One’s natural desire to identify familiar objects within the works is facilitated by the exhaustive lists of materials on the wall labels, but for the viewer-consumer there are inevitable pitfalls when one fails to recognize a name - a failure that forces one to admit defeat in face of the vast universe of consumer products. If knowledge is power, this defeat on the minutest of scales nevertheless highlights our impotence as we are forced to admit that we can never thoroughly know and understand the material world in which we live.
But from a distance, it is the bright and somewhat bland colours that catch the eye first. By employing a kitsch aesthetic that is often associated with glossy magazines, Donnelly creates structures that simultaneously attract and repel the viewer. In Circular Fictions and Absolute Truths, for instance, an open magazine, bright yellow fake nails and a bottle of spilled green nail polish are strewn on plinth-like blocks. The work provokes us to renounce what we are conditioned to consider as desirable, as the same objects are set in a context to look alien and insufferable. As such the work presents itself as an assault on our tastes and sensibilities.

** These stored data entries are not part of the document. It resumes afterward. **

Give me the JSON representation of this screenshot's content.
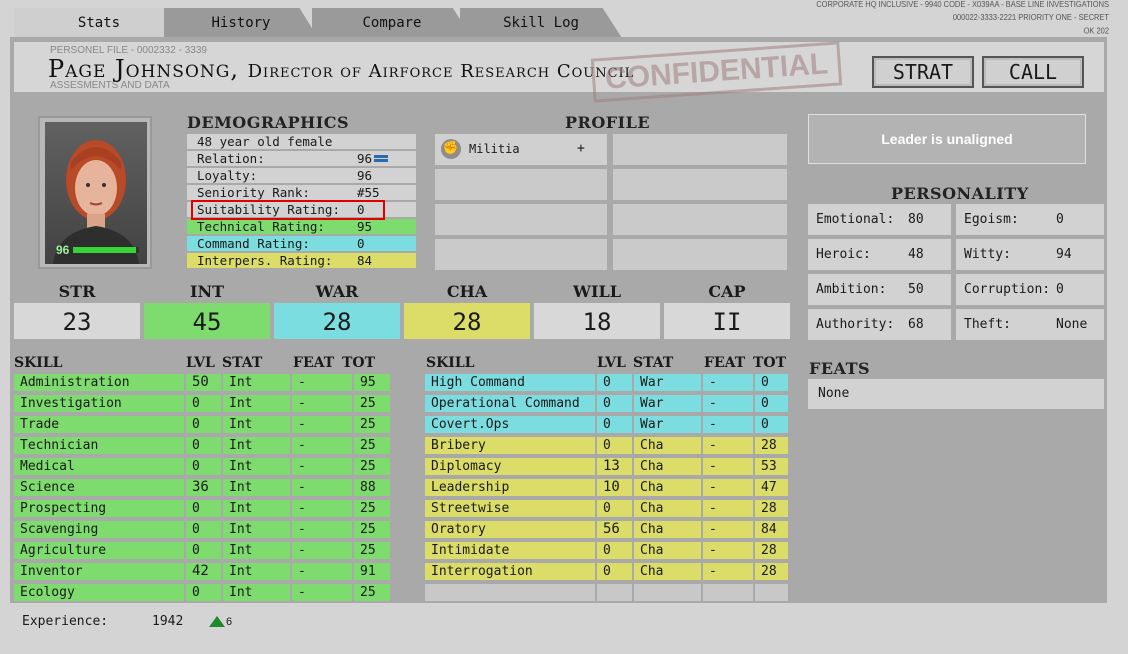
{
  "tabs": [
    "Stats",
    "History",
    "Compare",
    "Skill Log"
  ],
  "header_meta": [
    "CORPORATE HQ INCLUSIVE - 9940 CODE - X039AA - BASE LINE INVESTIGATIONS",
    "000022-3333-2221 PRIORITY ONE - SECRET",
    "OK 202"
  ],
  "personnel_file": "PERSONEL FILE  -  0002332 - 3339",
  "assesments": "ASSESMENTS AND DATA",
  "name": "Page Johnsong,",
  "title": "Director of Airforce Research Council",
  "stamp": "CONFIDENTIAL",
  "buttons": {
    "strat": "STRAT",
    "call": "CALL"
  },
  "portrait": {
    "health": "96",
    "health_fraction": 0.96
  },
  "demographics": {
    "title": "DEMOGRAPHICS",
    "desc": "48 year old female",
    "rows": [
      {
        "label": "Relation:",
        "value": "96"
      },
      {
        "label": "Loyalty:",
        "value": "96"
      },
      {
        "label": "Seniority Rank:",
        "value": "#55"
      },
      {
        "label": "Suitability Rating:",
        "value": "0"
      },
      {
        "label": "Technical Rating:",
        "value": "95"
      },
      {
        "label": "Command Rating:",
        "value": "0"
      },
      {
        "label": "Interpers. Rating:",
        "value": "84"
      }
    ]
  },
  "profile": {
    "title": "PROFILE",
    "item": "Militia",
    "add": "+"
  },
  "alignment": "Leader is unaligned",
  "personality": {
    "title": "PERSONALITY",
    "items": [
      {
        "label": "Emotional:",
        "value": "80"
      },
      {
        "label": "Egoism:",
        "value": "0"
      },
      {
        "label": "Heroic:",
        "value": "48"
      },
      {
        "label": "Witty:",
        "value": "94"
      },
      {
        "label": "Ambition:",
        "value": "50"
      },
      {
        "label": "Corruption:",
        "value": "0"
      },
      {
        "label": "Authority:",
        "value": "68"
      },
      {
        "label": "Theft:",
        "value": "None"
      }
    ]
  },
  "feats": {
    "title": "FEATS",
    "value": "None"
  },
  "stats": [
    {
      "label": "STR",
      "value": "23"
    },
    {
      "label": "INT",
      "value": "45"
    },
    {
      "label": "WAR",
      "value": "28"
    },
    {
      "label": "CHA",
      "value": "28"
    },
    {
      "label": "WILL",
      "value": "18"
    },
    {
      "label": "CAP",
      "value": "II"
    }
  ],
  "skill_headers": [
    "SKILL",
    "LVL",
    "STAT",
    "FEAT",
    "TOT"
  ],
  "skills_left": [
    [
      "Administration",
      "50",
      "Int",
      "-",
      "95"
    ],
    [
      "Investigation",
      "0",
      "Int",
      "-",
      "25"
    ],
    [
      "Trade",
      "0",
      "Int",
      "-",
      "25"
    ],
    [
      "Technician",
      "0",
      "Int",
      "-",
      "25"
    ],
    [
      "Medical",
      "0",
      "Int",
      "-",
      "25"
    ],
    [
      "Science",
      "36",
      "Int",
      "-",
      "88"
    ],
    [
      "Prospecting",
      "0",
      "Int",
      "-",
      "25"
    ],
    [
      "Scavenging",
      "0",
      "Int",
      "-",
      "25"
    ],
    [
      "Agriculture",
      "0",
      "Int",
      "-",
      "25"
    ],
    [
      "Inventor",
      "42",
      "Int",
      "-",
      "91"
    ],
    [
      "Ecology",
      "0",
      "Int",
      "-",
      "25"
    ]
  ],
  "skills_right": [
    [
      "High Command",
      "0",
      "War",
      "-",
      "0"
    ],
    [
      "Operational Command",
      "0",
      "War",
      "-",
      "0"
    ],
    [
      "Covert.Ops",
      "0",
      "War",
      "-",
      "0"
    ],
    [
      "Bribery",
      "0",
      "Cha",
      "-",
      "28"
    ],
    [
      "Diplomacy",
      "13",
      "Cha",
      "-",
      "53"
    ],
    [
      "Leadership",
      "10",
      "Cha",
      "-",
      "47"
    ],
    [
      "Streetwise",
      "0",
      "Cha",
      "-",
      "28"
    ],
    [
      "Oratory",
      "56",
      "Cha",
      "-",
      "84"
    ],
    [
      "Intimidate",
      "0",
      "Cha",
      "-",
      "28"
    ],
    [
      "Interrogation",
      "0",
      "Cha",
      "-",
      "28"
    ]
  ],
  "experience": {
    "label": "Experience:",
    "value": "1942",
    "gain": "6"
  },
  "colors": {
    "green": "#7edb6e",
    "cyan": "#7cdde0",
    "yellow": "#dcdc68",
    "highlight": "#e00000"
  }
}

I have spoken of Donnelly’s practice as sculptural thus far, but her work actually poses an unabashed challenge to the medium, as it defies the inherent logic of sculpture as a finite, self-contained entity. The parts are scattered and only come together to form a whole temporarily. They prefer to dance around rather than sit still, giving rise to a ‘sculpture’ that is constantly in a state of flux. The use of clamps and paper clips to hold the parts together highlights the temporality of the structures, which are like parts of a stage set that is going to be dissembled once the show is over. Precariousness is the rule, so much so that the work can be read as a parody of art forms that rely on the pretence of immortality to justify their existence and relevance.

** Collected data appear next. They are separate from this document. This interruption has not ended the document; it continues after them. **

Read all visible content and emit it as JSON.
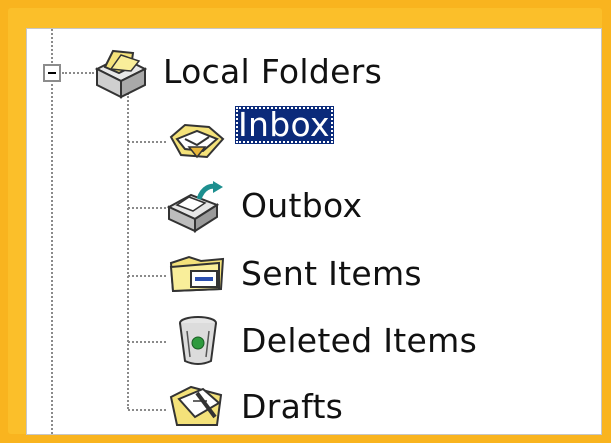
{
  "tree": {
    "root": {
      "label": "Local Folders",
      "icon": "local-folders-icon",
      "expanded": true
    },
    "children": [
      {
        "label": "Inbox",
        "icon": "inbox-icon",
        "selected": true
      },
      {
        "label": "Outbox",
        "icon": "outbox-icon",
        "selected": false
      },
      {
        "label": "Sent Items",
        "icon": "sent-items-icon",
        "selected": false
      },
      {
        "label": "Deleted Items",
        "icon": "deleted-items-icon",
        "selected": false
      },
      {
        "label": "Drafts",
        "icon": "drafts-icon",
        "selected": false
      }
    ]
  },
  "colors": {
    "frame": "#f9b41f",
    "selection": "#0b2a7a",
    "text": "#111111"
  }
}
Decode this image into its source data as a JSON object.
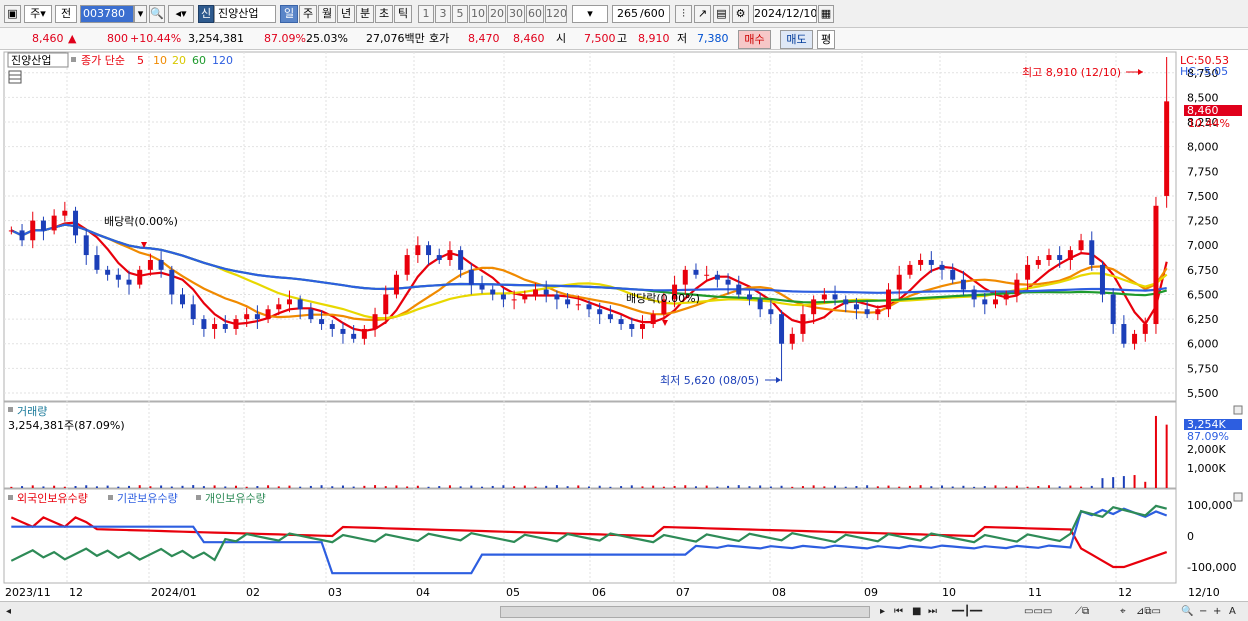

Using the strategy of cut and paste both literally and figuratively, Donnelly compellingly questions the stability and legitimacy of contemporary taste, so deeply imbued with symbols of consumerism, and exposes the power of mass culture to control what we desire. Perhaps it inspires a newfound self-awareness in the viewer that will in turn give rise to the possibility of resisting and subverting the aspirations that are packaged and forced upon us.